The next morning Dr. B arrives. He has a brusque bedside manner, and though pleasant, and willing to wait the full five days, once he's decided to proceed, he want's to get on with it. Attaching a giant syringe to the tube, he attempts to suck the fluid out to deflate the balloon in my head. He is struggling, applying enormous force to the tube. Although I know it won't suck out my brains, I can't help dreading a sudden release of pressure. Not the least of these reasons is that I don't want the tube to be accidentally jerked from my head, dislodging some delicate membrane and causing me to bleed again. Finally he realizes that hidden in the cotton wad at the base of my nose is a clip. He works roughly around the base of my nose trying to free the clip even as I protest at the sudden movements. Finally he decides to just cut it. He applies a pair of clamping pliers ahead of the clamp and cuts it out. Then he releases the fluid. I feel the tube deflate inside my head and rest there like an overcooked string bean. Gently he pulls it out. It is a bizarre feeling to have something removed from your head live and in person. The tube is drawn out without incident. Next the packing. The forceps disappear up my nose, and like some magician's scarf trick, cotton packing emerges by the yard. This too is an unsettling sensation. Many people faint at this point. I think fainting is due in part to the strange sensation, and part to the flood of oxygen into these highly absorptive passages. Indeed, it is once again wonderful to feel the air circulating freely in the long closed right sinus. The packing is removed, and Dr. B announces that there is a second pack in there. I am not ready for this. I tell the nurse, and she points to the smelling salts strapped to her gown. I breath-groan-yell as the string of blood clotted cotton is pulled from the deepest regions of my nasal passages. Finally it is out. Dry as a bone. No bleeding, no pain. By noon, after some observation, I am showered and free to go.

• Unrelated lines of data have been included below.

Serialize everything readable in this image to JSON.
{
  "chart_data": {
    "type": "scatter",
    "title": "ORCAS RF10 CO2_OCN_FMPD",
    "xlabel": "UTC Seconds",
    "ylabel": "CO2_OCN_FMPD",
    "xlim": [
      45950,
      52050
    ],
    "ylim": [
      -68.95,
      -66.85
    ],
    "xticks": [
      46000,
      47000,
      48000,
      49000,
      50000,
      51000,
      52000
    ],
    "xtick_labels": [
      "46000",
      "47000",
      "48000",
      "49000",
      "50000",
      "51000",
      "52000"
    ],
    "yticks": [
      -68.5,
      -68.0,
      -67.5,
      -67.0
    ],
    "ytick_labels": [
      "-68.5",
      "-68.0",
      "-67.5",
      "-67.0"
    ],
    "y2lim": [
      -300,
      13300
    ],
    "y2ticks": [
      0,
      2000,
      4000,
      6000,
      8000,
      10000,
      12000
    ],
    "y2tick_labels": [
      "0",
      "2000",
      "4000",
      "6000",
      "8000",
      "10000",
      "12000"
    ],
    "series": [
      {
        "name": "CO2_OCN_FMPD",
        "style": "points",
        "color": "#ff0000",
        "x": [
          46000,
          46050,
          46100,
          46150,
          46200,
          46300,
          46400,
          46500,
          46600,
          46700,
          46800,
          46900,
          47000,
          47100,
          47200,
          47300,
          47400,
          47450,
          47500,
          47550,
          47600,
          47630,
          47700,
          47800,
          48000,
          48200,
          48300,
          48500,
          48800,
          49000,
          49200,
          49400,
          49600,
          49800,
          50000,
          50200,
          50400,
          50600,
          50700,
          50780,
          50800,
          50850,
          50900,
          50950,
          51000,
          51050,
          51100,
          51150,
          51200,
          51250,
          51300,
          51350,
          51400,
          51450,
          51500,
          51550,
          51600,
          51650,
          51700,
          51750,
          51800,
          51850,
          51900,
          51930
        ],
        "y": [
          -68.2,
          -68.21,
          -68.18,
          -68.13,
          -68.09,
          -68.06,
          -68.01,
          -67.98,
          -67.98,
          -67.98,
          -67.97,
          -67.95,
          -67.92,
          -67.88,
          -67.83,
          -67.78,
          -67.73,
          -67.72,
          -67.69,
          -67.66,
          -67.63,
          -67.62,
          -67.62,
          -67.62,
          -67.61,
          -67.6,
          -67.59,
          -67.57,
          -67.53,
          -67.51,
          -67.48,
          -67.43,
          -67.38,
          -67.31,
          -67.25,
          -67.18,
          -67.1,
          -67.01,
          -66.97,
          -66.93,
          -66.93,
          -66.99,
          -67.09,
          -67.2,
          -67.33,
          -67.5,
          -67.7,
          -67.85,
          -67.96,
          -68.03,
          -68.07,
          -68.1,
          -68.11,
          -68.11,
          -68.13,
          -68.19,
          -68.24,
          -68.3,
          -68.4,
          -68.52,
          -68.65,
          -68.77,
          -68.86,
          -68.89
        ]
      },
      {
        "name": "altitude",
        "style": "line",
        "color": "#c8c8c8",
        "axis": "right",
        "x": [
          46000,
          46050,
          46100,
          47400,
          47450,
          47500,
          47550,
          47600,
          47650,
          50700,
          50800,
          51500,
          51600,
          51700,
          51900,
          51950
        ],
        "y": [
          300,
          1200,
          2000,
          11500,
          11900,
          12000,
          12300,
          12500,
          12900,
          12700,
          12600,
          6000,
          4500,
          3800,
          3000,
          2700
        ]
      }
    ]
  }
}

There are more minor miseries to overcome on the way to full recovery, but for now I am back on track. My first encounter with emergency medicine and hospitalization has been a relatively positive one. But I have learned the hard way that there is no such thing as "routine" surgery. There may be surgeries that are performed innumerable times but every patient is different. The illusion that we can fix people like we fix cars has been shattered. I guess if I had thought about it more in advance, I would have concluded that if we can't reliably fix a machine that is entirely of our own creation, what luck do we have with something as individual as a human body? We are all told the risks in advance. Indeed we are required to sign our names to the fact that we understand them. Yet we really don't. We don't want to lest the knowledge of the possibility would prevent us from continuing with the brave certainty that, "it won't happen to me." There is quasi-cynical expression about surgeons that says, "the chance to cut is the chance to heal." What may need to heal most of all is the cut. More importantly for me now is the recognition that the most important word to remember in this saying is "chance."